Archive for October, 2010

In this week’s New Yorker…

October 15, 2010

A lot of good stuff, including Calvin Tompkins’ typically engrossing profile of L.A.-based artist John Baldessari and a suitably entertaining (and long) piece about Nick Denton and Gawker. The most important (and depressing) read, though, is Sean Wilentz’s well-reported if disheartening piece about Glenn Beck, the Tea Party, and their willingness to embrace the insane, paranoiac political philosophy of the John Birch Society, which I thought had been discredited long ago. My mind is reeling from this passage:

“In June, the congressman Bob Inglis, of South Carolina, a tough conservative who nonetheless backed Bush’s financial bailout, lost a vicious primary fight with a right-wing insurgent named Trey Gowdy. Tohis amazement, I…nglis was confronted on the campaign trail by voters whowere convinced that numbers on their Social Security cards indicatedthat a secret bank had bought them at birth.”

I did have a good laugh at least once reading the piece. Talking about Barry Goldwater’s run for president in 1964, it says:

“In the general election, though, Goldwater suffered a crushing loss to Lyndon Johnson, partly because Democrats succeeded in making him look like a captive of the loony right. (To the Goldwater slogan “In Your Heart, You Know He’s Right,” the Democrats shot back, “In Your Guts, You Know He’s Nuts.”)”

Balancing out the grim political news are a bunch of funny cartoons and an adorable cover by Roz Chast, entitled “Shelved.”

 

Theater review: A LIFE IN THE THEATRE

October 15, 2010


My review of the new Broadway revival of David Mamet’s A Life in the Theatre starring Patrick Stewart (above) and T.R. Knight has just been published online by CultureVulture.net.  It says, in part:

“The best thing can be said about it is that it supplies an opportunity for [Stewart’s] legion of fans to worship him in person. And boy do they! At the matinee I attended, the audience hung on his every word, prepared to greet every tiny piece of stage business with loud appreciation. When he came out in tights and purple leggings for a scene in which he and his fellow actor do their stretches at a ballet barre, you would have thought that no funnier sight gag had ever been performed on a Broadway stage. OMG, Captain Picard in tights and purple leggings!!! Not being a Trekkie myself, I was expecting a more nuanced performance, but no, it’s pretty much of a personal appearance for the fans.”

You can read the whole review online here.

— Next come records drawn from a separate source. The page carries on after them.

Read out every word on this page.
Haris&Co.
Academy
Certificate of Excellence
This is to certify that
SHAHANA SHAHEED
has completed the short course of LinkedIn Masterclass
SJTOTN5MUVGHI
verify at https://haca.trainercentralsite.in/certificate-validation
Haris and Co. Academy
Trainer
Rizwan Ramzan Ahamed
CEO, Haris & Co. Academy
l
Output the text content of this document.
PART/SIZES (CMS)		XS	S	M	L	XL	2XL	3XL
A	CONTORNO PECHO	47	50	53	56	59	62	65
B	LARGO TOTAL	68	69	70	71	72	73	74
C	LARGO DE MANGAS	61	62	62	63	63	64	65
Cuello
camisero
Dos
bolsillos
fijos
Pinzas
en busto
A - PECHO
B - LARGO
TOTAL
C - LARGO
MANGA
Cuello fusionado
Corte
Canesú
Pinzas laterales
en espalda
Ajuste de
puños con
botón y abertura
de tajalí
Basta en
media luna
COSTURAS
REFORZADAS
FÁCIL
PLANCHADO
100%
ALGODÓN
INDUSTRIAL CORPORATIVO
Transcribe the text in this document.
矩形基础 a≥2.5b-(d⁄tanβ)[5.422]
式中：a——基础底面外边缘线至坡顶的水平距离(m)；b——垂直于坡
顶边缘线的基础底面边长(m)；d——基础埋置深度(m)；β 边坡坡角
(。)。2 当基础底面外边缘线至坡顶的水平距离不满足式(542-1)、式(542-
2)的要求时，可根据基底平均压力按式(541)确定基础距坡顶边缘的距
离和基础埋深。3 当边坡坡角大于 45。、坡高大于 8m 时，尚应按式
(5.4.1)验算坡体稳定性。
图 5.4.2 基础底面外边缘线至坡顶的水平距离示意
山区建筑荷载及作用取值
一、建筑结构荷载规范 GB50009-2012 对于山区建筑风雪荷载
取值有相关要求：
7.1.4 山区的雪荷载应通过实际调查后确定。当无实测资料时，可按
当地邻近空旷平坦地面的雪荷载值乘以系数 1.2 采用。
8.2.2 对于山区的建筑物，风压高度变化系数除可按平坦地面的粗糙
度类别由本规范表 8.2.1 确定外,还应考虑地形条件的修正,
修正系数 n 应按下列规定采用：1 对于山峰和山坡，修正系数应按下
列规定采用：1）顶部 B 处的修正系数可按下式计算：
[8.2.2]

The play is not one of Mamet’s best, but I have fond memories of the original New York production, beautifully directed by Gerald Gutierrez and starring the late great Ellis Rabb and the dearly departed Peter Evans (above). I saw the show at the intimate Lucille Lortel Theatre (then called the Theatre de Lys) with my friend Ed Townley, who knew one of the actors, so we went backstage and met them. I kinda fell in love with Peter, had a big crush on him for years, got to be friends with him, and was very very very sad when he died in 1989 (a casualty of AIDS).

Photo diary: 10-10-10

October 11, 2010

Andy has sung at every major venue in NYC and was happy to check Radio City Music Hall off the list, after being with the orchestra and chorus providing the live soundtrack for "The Two Towers"

we repaired to Randolph's, the lovely lounge in the lobby of the Warwick Hotel, for cocktails with sci-fi novelist Maggie Ronald

don't give me that look!

what have you done to me? I've gone all trippy

Andy and Eric in the afterglow of Movie Night

Theater review: TIME STANDS STILL

October 8, 2010

My review of Donald Margulies’s Time Stands Still has just been published on CultureVulture.net. I felt very differently about the play than did, say, Charles Isherwood in the New York Times.

“Margulies, who won a Pulitzer Prize for the 1998 yuppie drama Dinner with Friends, is a neat-and-tidy playwright. So, given the rough outline of the play, you can pretty much imagine the neat-and-tidy conflicts he invents for every combination of characters, the reversals, the outbursts, the rapprochements. It’s efficient, generic playwriting-by-numbers.”

You can read the whole review online here.

Quote of the day: STORYTELLING

October 8, 2010

STORYTELLING

The gods bring disaster down on mortals so that they will tell about it; but mortals tell about it to stop the catastrophe ever actually happening, so that its fulfilment is evaded in words that are far removed from it, where they will finally meet their end, even if they wish to remain silent. The point where speech begins is marked by immeasurable suffering, the clamorous gift of the gods: but for speech, or rather in speech, the frontier of death opens up an infinite space. The prospect of death makes speech move hastily onward, but also begins over again, tells about itself, discovers the story in the story and the possibility that no end may ever come to this envelopment. On the line dividing us from death, language reflects itself, encountering a mirror there; and if language wishes to stop the death that calls a halt to speech, it has only one single power by which it can do so: by letting its own image arise within itself, in a game of mirrors that has no bounds.